Opinion
No. 1840.
October 25, 2007.
Order, Supreme Court, Bronx County (Janice L. Bowman, J.), entered on or about September 1, 2006, which granted defendant City of New York's motion for summary judgment dismissing the complaint as against it, unanimously affirmed, without costs.
Napoli Bern Ripka, LLP, New York (Denise A. Rubin of counsel), for appellants.
Michael A. Cardozo, Corporation Counsel, New York (Norman Corenthal of counsel), for respondent.
Before: Tom, J.P., Nardelli, Sweeny and Catterson, JJ.
Defendant made a prima facie case of entitlement to summary judgment by establishing that it had no notice of prior sexual assaults at the subject pool before the alleged sexual assaults were perpetrated upon infant plaintiffs, and that the assaults were not foreseeable ( see Maheshwari v City of New York, 2 NY3d 288). Defendant also demonstrated that it took reasonable measures to oversee the pool activities and maintain the pool in a safe condition ( see Florman v City of New York, 293 AD2d 120, 127).
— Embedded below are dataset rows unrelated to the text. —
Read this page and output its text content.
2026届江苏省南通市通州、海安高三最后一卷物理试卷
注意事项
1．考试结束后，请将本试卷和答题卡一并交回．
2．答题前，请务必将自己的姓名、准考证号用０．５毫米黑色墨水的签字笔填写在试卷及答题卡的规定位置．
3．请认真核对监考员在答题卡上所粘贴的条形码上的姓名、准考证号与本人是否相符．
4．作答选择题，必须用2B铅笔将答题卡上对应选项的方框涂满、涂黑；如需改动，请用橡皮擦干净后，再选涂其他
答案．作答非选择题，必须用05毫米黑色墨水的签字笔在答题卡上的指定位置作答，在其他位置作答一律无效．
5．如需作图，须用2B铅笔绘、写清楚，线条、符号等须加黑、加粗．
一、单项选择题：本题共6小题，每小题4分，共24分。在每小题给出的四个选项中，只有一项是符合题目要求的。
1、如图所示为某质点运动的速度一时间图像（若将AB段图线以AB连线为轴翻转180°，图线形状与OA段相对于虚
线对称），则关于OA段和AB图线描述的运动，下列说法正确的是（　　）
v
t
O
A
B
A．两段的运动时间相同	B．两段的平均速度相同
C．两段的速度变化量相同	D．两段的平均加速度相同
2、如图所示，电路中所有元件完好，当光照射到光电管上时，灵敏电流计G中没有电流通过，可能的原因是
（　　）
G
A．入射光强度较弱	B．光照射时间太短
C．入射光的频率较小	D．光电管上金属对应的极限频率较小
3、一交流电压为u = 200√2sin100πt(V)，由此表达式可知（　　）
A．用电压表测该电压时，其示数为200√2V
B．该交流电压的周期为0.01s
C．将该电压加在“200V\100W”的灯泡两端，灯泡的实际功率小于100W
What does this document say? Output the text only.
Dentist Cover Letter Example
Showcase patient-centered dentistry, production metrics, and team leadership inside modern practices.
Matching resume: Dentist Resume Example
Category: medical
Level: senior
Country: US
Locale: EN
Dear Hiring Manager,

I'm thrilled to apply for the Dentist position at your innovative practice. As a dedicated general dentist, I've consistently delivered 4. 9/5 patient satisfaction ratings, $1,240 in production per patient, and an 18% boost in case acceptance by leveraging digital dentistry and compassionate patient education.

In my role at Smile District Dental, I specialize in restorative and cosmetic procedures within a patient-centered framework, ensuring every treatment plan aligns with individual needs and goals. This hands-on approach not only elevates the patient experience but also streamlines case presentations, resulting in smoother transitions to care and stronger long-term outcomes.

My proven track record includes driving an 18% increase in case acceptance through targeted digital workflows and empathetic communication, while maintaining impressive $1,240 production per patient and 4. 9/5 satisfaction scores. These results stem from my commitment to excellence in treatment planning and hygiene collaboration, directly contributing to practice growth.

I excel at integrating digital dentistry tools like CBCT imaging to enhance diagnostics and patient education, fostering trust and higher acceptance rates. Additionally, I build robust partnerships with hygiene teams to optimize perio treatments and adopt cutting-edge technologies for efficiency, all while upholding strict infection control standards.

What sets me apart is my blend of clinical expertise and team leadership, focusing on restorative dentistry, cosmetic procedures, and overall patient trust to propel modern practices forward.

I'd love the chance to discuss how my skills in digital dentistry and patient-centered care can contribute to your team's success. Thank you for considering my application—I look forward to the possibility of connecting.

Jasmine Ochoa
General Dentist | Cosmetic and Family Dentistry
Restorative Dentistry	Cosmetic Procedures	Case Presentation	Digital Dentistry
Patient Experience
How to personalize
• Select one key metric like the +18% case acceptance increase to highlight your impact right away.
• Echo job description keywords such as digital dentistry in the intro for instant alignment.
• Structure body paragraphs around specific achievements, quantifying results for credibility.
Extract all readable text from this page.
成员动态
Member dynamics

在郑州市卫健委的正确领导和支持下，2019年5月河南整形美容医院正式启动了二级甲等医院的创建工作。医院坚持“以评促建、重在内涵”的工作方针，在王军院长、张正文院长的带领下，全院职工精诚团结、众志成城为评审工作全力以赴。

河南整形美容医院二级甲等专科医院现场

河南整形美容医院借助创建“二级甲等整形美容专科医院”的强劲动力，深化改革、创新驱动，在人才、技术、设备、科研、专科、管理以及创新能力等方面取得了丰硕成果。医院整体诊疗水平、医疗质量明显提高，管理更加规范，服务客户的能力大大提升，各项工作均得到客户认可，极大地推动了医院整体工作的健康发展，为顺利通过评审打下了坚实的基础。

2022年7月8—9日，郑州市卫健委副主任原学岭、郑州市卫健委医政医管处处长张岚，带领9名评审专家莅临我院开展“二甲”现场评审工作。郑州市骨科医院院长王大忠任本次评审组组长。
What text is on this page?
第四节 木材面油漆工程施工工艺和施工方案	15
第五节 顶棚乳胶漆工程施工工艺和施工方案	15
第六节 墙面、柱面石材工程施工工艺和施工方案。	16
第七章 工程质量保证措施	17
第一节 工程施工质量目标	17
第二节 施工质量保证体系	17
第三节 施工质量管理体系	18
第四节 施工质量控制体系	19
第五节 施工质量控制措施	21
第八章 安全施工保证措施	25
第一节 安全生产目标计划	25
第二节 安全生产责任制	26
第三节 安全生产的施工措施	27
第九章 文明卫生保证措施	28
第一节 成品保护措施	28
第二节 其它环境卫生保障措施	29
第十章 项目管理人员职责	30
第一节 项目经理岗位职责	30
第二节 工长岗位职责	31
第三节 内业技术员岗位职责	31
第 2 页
In response, plaintiffs pointed to no prior incidents that would have alerted defendant to the forsee-ability of the sexual assaults ( see Michele M. v Board of Educ. of City of N.Y, 3 AD3d 370, 372), and otherwise failed to raise a triable issue of fact regarding whether the pool staff failed to quickly and effectively remove the perpetrator from the pool after being notified of the initial sexual assault.